Thrombogram parameters for the TGA include:

- Lag time (minutes; time until thrombin first generated/thrombin concentration first increased)
- Time to peak or ttPeak (minutes; time to maximum concentration of thrombin generated)
- Start tail (minutes; time at which thrombin generation ends and all generated thrombin has been inhibited)
- Peak height or peak thrombin (molar concentration (e.g., nM) of thrombin; peak or maximum concentration of thrombin generated)
- Velocity index (slope of thrombin generation between lag time/first thrombin generation and time to peak; corresponds to first derivative of this part of curve)
- Endogenous thrombin potential (ETP; area under the curve of the thrombin generation curve)

==ETP-based APC resistance test==

The addition of activated protein C (APC) to a TGA results in an inhibition of thrombin generation as measured by reduction of the endogenous thrombin potential (ETP; area under the thrombin generation curve).
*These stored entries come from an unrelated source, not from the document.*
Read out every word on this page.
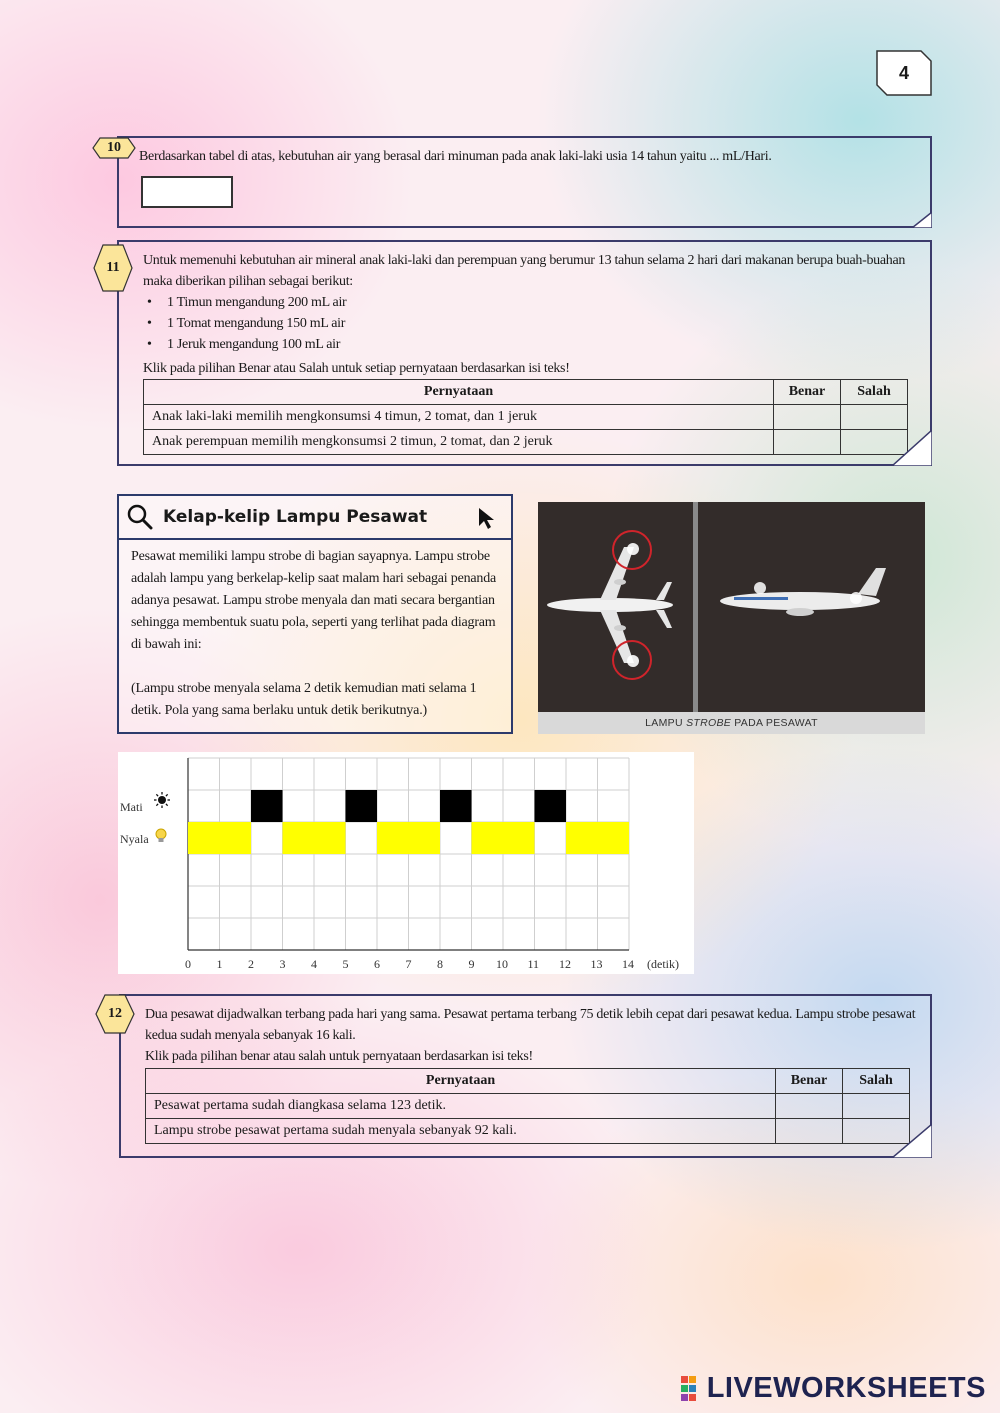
4
Berdasarkan tabel di atas, kebutuhan air yang berasal dari minuman pada anak laki-laki usia 14 tahun yaitu ... mL/Hari.
10
Untuk memenuhi kebutuhan air mineral anak laki-laki dan perempuan yang berumur 13 tahun selama 2 hari dari makanan berupa buah-buahan maka diberikan pilihan sebagai berikut:
• 1 Timun mengandung 200 mL air
• 1 Tomat mengandung 150 mL air
• 1 Jeruk mengandung 100 mL air
Klik pada pilihan Benar atau Salah untuk setiap pernyataan berdasarkan isi teks!
Pernyataan	Benar	Salah
Anak laki-laki memilih mengkonsumsi 4 timun, 2 tomat, dan 1 jeruk		
Anak perempuan memilih mengkonsumsi 2 timun, 2 tomat, dan 2 jeruk		
11
Kelap-kelip Lampu Pesawat
Pesawat memiliki lampu strobe di bagian sayapnya. Lampu strobe adalah lampu yang berkelap-kelip saat malam hari sebagai penanda adanya pesawat. Lampu strobe menyala dan mati secara bergantian sehingga membentuk suatu pola, seperti yang terlihat pada diagram di bawah ini:
(Lampu strobe menyala selama 2 detik kemudian mati selama 1 detik. Pola yang sama berlaku untuk detik berikutnya.)
LAMPU
STROBE
PADA PESAWAT
0 1 2 3 4 5 6 7 8 9 10 11 12 13 14 (detik)
Mati
Nyala
Dua pesawat dijadwalkan terbang pada hari yang sama. Pesawat pertama terbang 75 detik lebih cepat dari pesawat kedua. Lampu strobe pesawat kedua sudah menyala sebanyak 16 kali.
Klik pada pilihan benar atau salah untuk pernyataan berdasarkan isi teks!
Pernyataan	Benar	Salah
Pesawat pertama sudah diangkasa selama 123 detik.		
Lampu strobe pesawat pertama sudah menyala sebanyak 92 kali.		
12
LIVEWORKSHEETS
This can be used to assess APC resistance and is termed the ETP-based APC resistance test. Results may be expressed as normalized APC sensitivity ratio (nAPCsr), which corresponds to the ratio of the ETP measured in the presence and absence of APC divided by the same ratio in reference plasma. The higher the nAPCsr value, the greater the APC resistance of the person. The ETP-based APC resistance test was developed in 1997.